Its restaurant Melody is named after a 1971 movie of that name written by Alan Parker and filmed partly in the building. It is at least a better name for a restaurant than the film’s original title when it was released: S.W.A.L.K. (Sealed With A Loving Kiss).
Melody opened in July 2014. The new head chef, in place since May 2015, is Francesco Eccher who was previously head chef of The Gore Hotel in Kensington, and before that was head Chef at the Pelham Hotel in South Kensington for two years. Starters were priced from £7.50 to £14, main courses £16 to £29, vegetables side dishes at an ambitious £5, and desserts mostly £7.50.
The wine list was quite short at just 32 labels, ranging from £19.50 to £190 with a median price of £30 and an average mark-up of 2.9 times retail. Example bottles were Macon Crepillionne Fichet 2013 at £34 for a wine that you can find in the high street for £11, Viramiere Grand Cru 2011 at £48 compared to a retail price of £19, and Pol Roger Winston Churchill 2002 at a very fair £175 for a label that will set you back £155 in a shop. Bread was bought in from an obscure bakery but the rolls that we tried were pleasant enough (13/20).
A trio of scallops were cooked properly, yet utterly lacked flavour. They were served with some pleasant peas and an onion broth (11/20). Better was crab lasagne with pleasant pasta resting in a pool of herb beurre blanc, though the kitchen failed to spot several pieces of shell in the crab, which was a tad careless (12/20).

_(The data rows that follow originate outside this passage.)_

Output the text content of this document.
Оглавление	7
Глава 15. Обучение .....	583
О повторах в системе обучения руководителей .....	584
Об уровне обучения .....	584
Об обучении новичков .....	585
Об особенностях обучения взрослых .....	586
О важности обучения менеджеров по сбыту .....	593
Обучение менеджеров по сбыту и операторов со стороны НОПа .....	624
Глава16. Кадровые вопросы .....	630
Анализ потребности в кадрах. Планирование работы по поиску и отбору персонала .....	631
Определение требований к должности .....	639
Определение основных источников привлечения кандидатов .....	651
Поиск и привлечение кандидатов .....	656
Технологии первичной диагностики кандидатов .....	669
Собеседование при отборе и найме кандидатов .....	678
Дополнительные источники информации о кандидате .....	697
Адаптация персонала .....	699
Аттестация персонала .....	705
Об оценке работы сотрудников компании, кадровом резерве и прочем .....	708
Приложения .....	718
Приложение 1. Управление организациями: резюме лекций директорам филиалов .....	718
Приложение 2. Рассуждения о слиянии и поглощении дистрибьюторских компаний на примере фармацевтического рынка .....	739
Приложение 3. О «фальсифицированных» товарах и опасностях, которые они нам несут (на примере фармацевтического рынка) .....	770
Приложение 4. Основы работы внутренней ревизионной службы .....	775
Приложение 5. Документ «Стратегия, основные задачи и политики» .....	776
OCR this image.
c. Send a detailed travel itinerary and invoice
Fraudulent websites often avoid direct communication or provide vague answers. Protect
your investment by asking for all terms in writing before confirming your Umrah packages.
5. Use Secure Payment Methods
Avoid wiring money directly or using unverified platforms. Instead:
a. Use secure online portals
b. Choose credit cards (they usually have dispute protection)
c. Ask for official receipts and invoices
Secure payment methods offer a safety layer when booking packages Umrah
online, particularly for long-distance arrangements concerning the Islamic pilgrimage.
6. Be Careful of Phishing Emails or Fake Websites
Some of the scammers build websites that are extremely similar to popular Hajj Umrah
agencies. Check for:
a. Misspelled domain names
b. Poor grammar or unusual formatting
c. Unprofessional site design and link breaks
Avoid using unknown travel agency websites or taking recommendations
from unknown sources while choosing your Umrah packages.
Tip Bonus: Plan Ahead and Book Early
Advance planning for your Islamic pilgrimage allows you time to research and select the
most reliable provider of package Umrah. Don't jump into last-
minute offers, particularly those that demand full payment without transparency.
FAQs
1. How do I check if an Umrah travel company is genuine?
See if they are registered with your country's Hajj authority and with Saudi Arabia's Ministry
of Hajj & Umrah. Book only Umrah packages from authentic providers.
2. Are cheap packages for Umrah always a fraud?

My main course was tagliatelle notionally with asparagus and prawns. In reality the asparagus was missing in action and there was a large, solitary and mushy prawn. The pasta actually had decent texture, but was utterly devoid of detectable seasoning (11/20). Yellowfin tuna steaks were grilled and served with mouli remoulade, red pepper jam and parsley pesto. The tuna was cooked rare and had decent flavour, and the slightly sweet red pepper jam was quite nice. It seems odd to criticise an overly generous portion size, but no normal person could have finished the two vast tuna steaks (12/20). On the side, roast potatoes were sadly soggy (10/20).
A dessert of mascarpone and mango cheesecake was made in the kitchen (the ice creams were mostly not) but although the cheesecake had reasonable texture the mango flavour was undetectable and the coconut sorbet was vaguely sweet but completely lacking in coconut flavour. A bloodhound would have struggled to work out what the flavours were supposed to be (10/20). Coffee was from a brand called Cafe Italia, and was quite nice.
The bill came to £66 a head, with a bottle of champagne to share. Service, led by a manager who used to work at Bentleys hotel near Gloucester Road, was fine. I found this a rather frustrating meal. The building is lovely and the technical side of the cooking was generally competent: nothing was burnt, nothing was undercooked, though the seasoning was subtle to the point of invisibility. Yet the ingredients used were of low quality, from the bland scallops to the tasteless mango. With main courses at up to £29 this is unacceptable. Melody has the potential to be an interesting restaurant if the cooking was on song, but sadly was off key tonight.